The next church we tried was an Evangelical Free Church. I don't know what we were thinking. All the "rules for living" I listed above earlier? Yeah, that was them. Throw in some arm waving, healing prayer circles, and lots of guilt and you get the picture. We left feeling spiritually beat up after hearing the pastor preach week after week about this jealous, hateful god.

So then I met a wonderful liberal UCC minister through mutual friends on Facebook. I finally thought we found what we were looking for. We attended his church for 2 years and became very close to him and his family. We met some truly great people there, who we continue friendships with even now. But since we live in a very conservative area, it came to light that there were a number of people, most in governing positions in that church, who didn't like him and wanted him out. They concocted a plan to do so. This caused a huge division in the church, and most people that sided with him, including us, left. That was last November. We have decided once and for all that we are through with churches for good.

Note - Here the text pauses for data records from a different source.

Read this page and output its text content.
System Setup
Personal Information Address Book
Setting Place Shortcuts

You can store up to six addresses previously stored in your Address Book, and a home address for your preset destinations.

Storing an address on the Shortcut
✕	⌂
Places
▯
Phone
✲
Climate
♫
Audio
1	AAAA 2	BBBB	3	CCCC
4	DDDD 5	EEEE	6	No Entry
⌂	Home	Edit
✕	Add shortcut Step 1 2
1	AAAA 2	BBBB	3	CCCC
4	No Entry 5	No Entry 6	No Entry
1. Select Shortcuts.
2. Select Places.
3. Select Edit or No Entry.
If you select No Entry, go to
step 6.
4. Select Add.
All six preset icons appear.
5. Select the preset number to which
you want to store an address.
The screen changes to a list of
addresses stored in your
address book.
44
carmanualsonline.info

So that's where we are now.

I'm much more of a deep thinker than my husband is, and I'm not entirely sure where he stands on the issue, but I do know that he still believes in god. We've discussed it a little bit, and was pleasantly surprised when he said he had a discussion with a co-worker about churches being a joke. My questions go deeper than that. In time I may discuss it with my former UCC minister friend, because I think he would be much more open than my evangelical conservative brother would. But I'm just not ready yet. Our minister friend also asked us to be his youngest child's godparents. The baptism is next month. Should I follow through with this despite my doubts?

So many questions. So much to think about.